Que la naturaleza y frutos de la creación artística están estrechamente ligados a las experiencias vitales del artista es un hecho prácticamente irrefutable que se ha visto reflejado en infinidad de largometrajes, ya giren en torno al mundo del cine, la música, la literatura o la pintura, por poner algunos ejemplos.
Por supuesto, la danza no es una excepción, siendo una disciplina única, de un alma y energía muy peculiares; características que Icíar Bollaín ha logrado capturar a la perfección, convirtiéndolas en herramientas troncales a la hora de edificar 'Yuli', su último largometraje, en el que explora con una decepcionante irregularidad la vida del afamado bailarín cubano Carlos Acosta.
Analizar 'Yuli' en su totalidad, como conjunto, implica vislumbrar dos mitades bien diferenciadas; atesorando la primera de ellas, en la que Bollaín se vuelca en retratar la dura realidad de un joven Acosta en La Habana, un magnetismo y una capacidad para cautivar únicos que potencian la vis dramática del largometraje mientras nos sumergen en la situación personal y familiar de su protagonista.
Estos pasajes, costumbristas y filmados con una naturalidad asombrosa, representan la vis más —agri— dulce de 'Yuli'; destacando gracias al mimo con el que se desarrolla la acción y se construyen los cuidados personajes, y al modo en que la directora se las arregla, sin abandonar las bases del género, para huir del biopic más arquetípico, dando forma a un ejercicio notable y preciso como la mejor de las coreografías.
Por desgracia, la libertad que caracteriza a una expresión artística como la danza también hace acto de presencia, sin connotaciones positivas, en 'Yuli'. Una vez superado su ecuador, Bollaín parece incapaz de controlar sus pulsos creativos más experimentales, dilapidando su encomiable labor en un acto que se antoja autocomplaciente y rimbombante.

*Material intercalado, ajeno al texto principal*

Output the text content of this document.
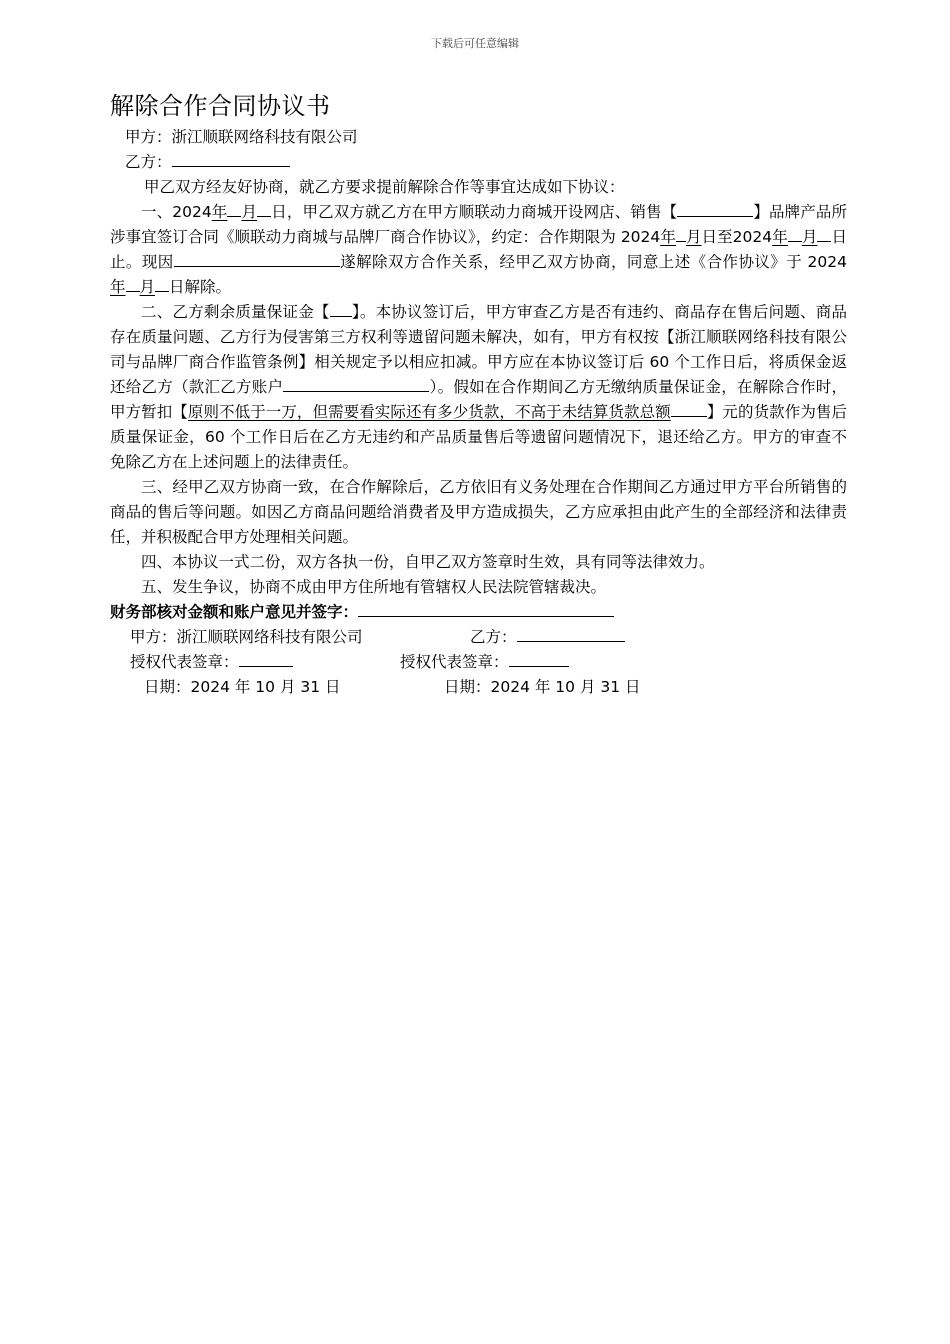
下载后可任意编辑
解除合作合同协议书

甲方：浙江顺联网络科技有限公司

乙方：

甲乙双方经友好协商，就乙方要求提前解除合作等事宜达成如下协议：

一、2024年 月 日，甲乙双方就乙方在甲方顺联动力商城开设网店、销售【	】品牌产品所涉事宜签订合同《顺联动力商城与品牌厂商合作协议》，约定：合作期限为 2024年 月日至2024年 月 日止。现因	遂解除双方合作关系，经甲乙双方协商，同意上述《合作协议》于 2024年 月 日解除。

二、乙方剩余质量保证金【 】。本协议签订后，甲方审查乙方是否有违约、商品存在售后问题、商品存在质量问题、乙方行为侵害第三方权利等遗留问题未解决，如有，甲方有权按【浙江顺联网络科技有限公司与品牌厂商合作监管条例】相关规定予以相应扣减。甲方应在本协议签订后 60 个工作日后，将质保金返还给乙方（款汇乙方账户	）。假如在合作期间乙方无缴纳质量保证金，在解除合作时，甲方暂扣【原则不低于一万，但需要看实际还有多少货款，不高于未结算货款总额 】元的货款作为售后质量保证金，60 个工作日后在乙方无违约和产品质量售后等遗留问题情况下，退还给乙方。甲方的审查不免除乙方在上述问题上的法律责任。

三、经甲乙双方协商一致，在合作解除后，乙方依旧有义务处理在合作期间乙方通过甲方平台所销售的商品的售后等问题。如因乙方商品问题给消费者及甲方造成损失，乙方应承担由此产生的全部经济和法律责任，并积极配合甲方处理相关问题。

四、本协议一式二份，双方各执一份，自甲乙双方签章时生效，具有同等法律效力。

五、发生争议，协商不成由甲方住所地有管辖权人民法院管辖裁决。

财务部核对金额和账户意见并签字：

甲方：浙江顺联网络科技有限公司	乙方：
授权代表签章：	授权代表签章：
日期：2024 年 10 月 31 日	日期：2024 年 10 月 31 日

Sirviéndose de la estructura no lineal de la cinta, varias escenas en las que se representan pasajes de la vida de Acosta a través de unas espectaculares coreografías salpican constantemente el metraje, entorpeciendo la narración de un modo exasperante y generando la sensación de que los 109 minutos de duración superan, con creces, las dos horas.
Con un reparto brillante y entregado, y una ejecución hermosa y acertada, 'Yuli' se erige como una enorme decepción incapaz de mantener su genio durante la totalidad de su relato, revelándose como una película que demuestra que, incluso en un campo tan visceral como el arte, y siempre con la mente enfocada al público, ciertos límites y una buena dosis de autocontrol son siempre necesarios.